I feel like you are talking past the critique. For an intervention to be a longtermist priority, there needs to be some kind of story for how it improves the long-term future. Sure, AI welfare may be a large-scaled problem which takes decades to sort out (if tackled by unaided humans), but that alone does not mean it should be worked on presently. Your points here do not engage with the argument, made by @Zach Stein-Perlman early on in the week, that we can just punt solving AI welfare to the future (i.e., to the long reflection / to once we have aligned superintelligent advisors), and in the meantime continue focusing our resources on AI safety (i.e., on raising the probability that we make it to a long reflection).
(There is an argument going in the opposite direction that a long reflection might not happen following alignment success, and so doing AI welfare work now might indeed make a difference to what gets locked in for the long-term. I am somewhat sympathetic to this argument, as I wrote here, but I still don’t think it delivers a knockdown case for making AI welfare work a priority.)
Likewise, for an intervention to be a neartermist priority, there has to be some kind of quantitative estimate demonstrating that it is competitive—or will soon be competitive, if nothing is done—in terms of suffering prevented per dollar spent, or similar, with the current neartermist priorities. Factory farming seems like the obvious thing to compare AI welfare against. I’ve been surprised by how nobody has tried coming up with such an estimate this week, however rough. (Note: I’m not sure if you are trying to argue that AI welfare should be both a neartermist and longtermist priority, as some have.)
(Note also: I’m unsure how much of our disagreement is simply because of the “should be a priority” wording.
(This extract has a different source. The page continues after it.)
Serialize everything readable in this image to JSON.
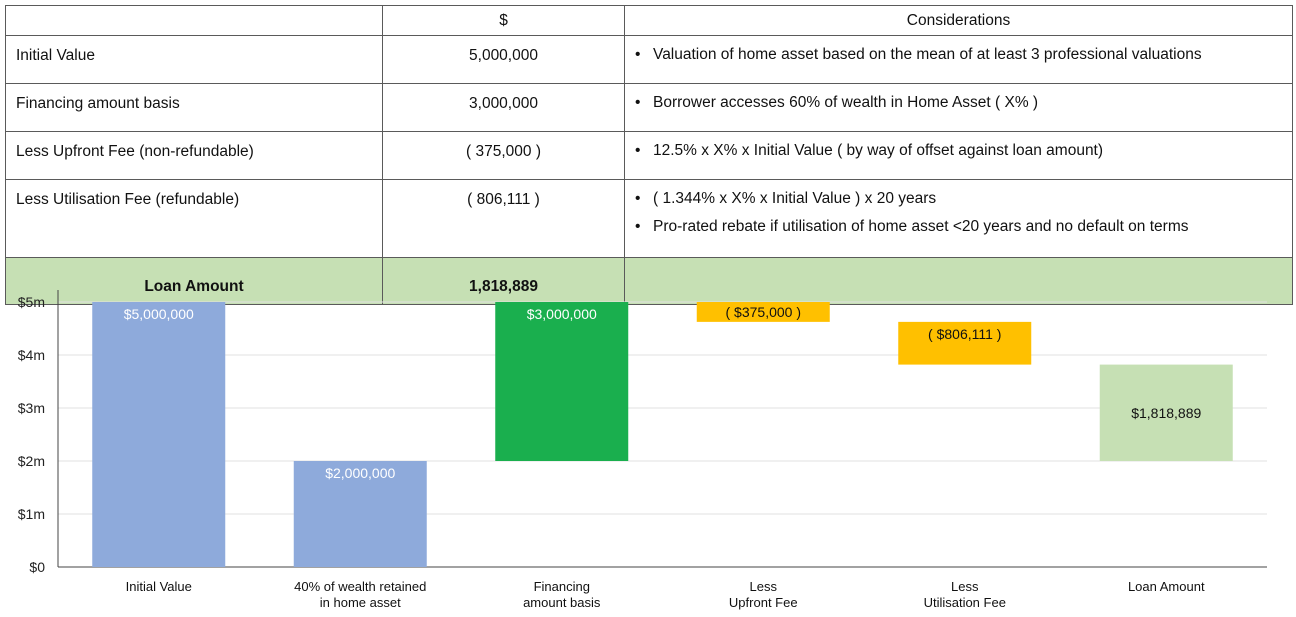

I agree with JWS’s current “It is not good enough…” statement, but would think it wrong if the “should” were replaced with “could.” Similarly, I agree with you as far as: “The fact that something might have a huge scale and we might be able to do something about it is enough for it to be taken seriously.”)
[ETA: On a second read, this comment of mine seems a bit more combative than I intended—sorry about that.]
A couple of reactions:
If digital minds takeoff goes well [...], would we expect a better far-future for digital minds? If so, then I’m inclined to think some considerations in the post are at least indirectly important to digital mind value stuff.
Here’s a position that some people hold:
If there is a long reflection or similar, then far-future AI welfare gets solved.
A long reflection or similar will most likely happen by default, assuming alignment goes well.
For what it’s worth, I buy (1)[1] but I’m not sold on (2), and so overall I’m somewhat sympathetic to your view, Brad. On the other hand, to someone who buys both (1) and (2)—as I think @Zach does—your argument does not go through.
If not, then I’m inclined to think digital mind value stuff we have a clue about how to positively affect is not in the far future.
There is potentially an argument here for AI welfare being a neartermist EA cause area. If you wanted to make a more robust neartermist argument, then one approach could be to estimate the number of digital minds in the takeoff, and the quantity of suffering per digital mind, and then compare the total against animal suffering in factory farms.
In general, I do wish that people like yourself arguing for AI welfare as a cause area were clearer about whether they are making a neartermist or longtermist case. Otherwise, it kind of feels like you are coming from a pet theory-ish position that AI welfare should be a cause, rather than arguing in a cause-neutral way. (This is something I’ve observed on the whole; I’m sorry to pick on your post+comment in particular.)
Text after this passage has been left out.